Monday, April 23, 2007

The Border Trilogy

For the last few months, between book team reading, I’ve been working my way through Cormac McCarthy’s Border Trilogy, which consists of All The Pretty Horses, The Crossing, and Cities of the Plain.

Each of these books feels different from the other, yet combine in epic form. All the Pretty Horses seems to be an anti-western in a lot of ways. McCarthy succeeds in redefining the American West. John Grady Cole is no longer the “hero” who always overcomes the odds, defeating the antagonist, reconciling himself with God and Land. His characters are always coming to a deeper knowledge of things that are rarely defined. This book in particular puts the character of the all American cowboy to the test.

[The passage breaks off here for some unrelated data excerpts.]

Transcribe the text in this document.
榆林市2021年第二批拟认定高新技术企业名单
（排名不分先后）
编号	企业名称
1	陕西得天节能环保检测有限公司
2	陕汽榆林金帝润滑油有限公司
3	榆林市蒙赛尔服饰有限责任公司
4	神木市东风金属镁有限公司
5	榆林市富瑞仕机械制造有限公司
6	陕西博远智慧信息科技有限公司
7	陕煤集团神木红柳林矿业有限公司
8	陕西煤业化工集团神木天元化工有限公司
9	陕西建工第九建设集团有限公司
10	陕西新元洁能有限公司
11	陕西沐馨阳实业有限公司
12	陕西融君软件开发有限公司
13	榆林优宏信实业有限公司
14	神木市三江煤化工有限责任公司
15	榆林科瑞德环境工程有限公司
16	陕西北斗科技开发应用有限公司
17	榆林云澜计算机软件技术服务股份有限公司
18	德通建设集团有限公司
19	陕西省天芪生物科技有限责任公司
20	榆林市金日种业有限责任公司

The Crossing is more challenging than All the Pretty Horses. Main character Billy Parham crosses the U.S. Mexico border three different times and, as he says, never found what he was looking for any of those times. He continually runs into profound campesino philosophers ready and willing to share their view of the world with Billy. Yet we never see which of these philosophies he integrates into his own belief system if any. In ways he comes out of the novel more confused than he was at its inception.

Cities of the Plain is more dialogue and plot oriented than its predecessors, and follows the surviving players from the first two novels. At its heart it explores themes of love and forgiveness and mankind’s role in each as well as God’s. The climax turns the gut, and is unforgettable.

There are few clear answers to the many questions and possibilities presented throughout the trilogy, and as such, I suppose, it becomes an accurate representation of life. The one problem here is that I cannot recommend these books to anyone who doesn’t speak Spanish, because so much of the dialogue in Spanish. After Blood Meridian and The Road, I’d but the Border Trilogy next on my list of McCarthy favorites.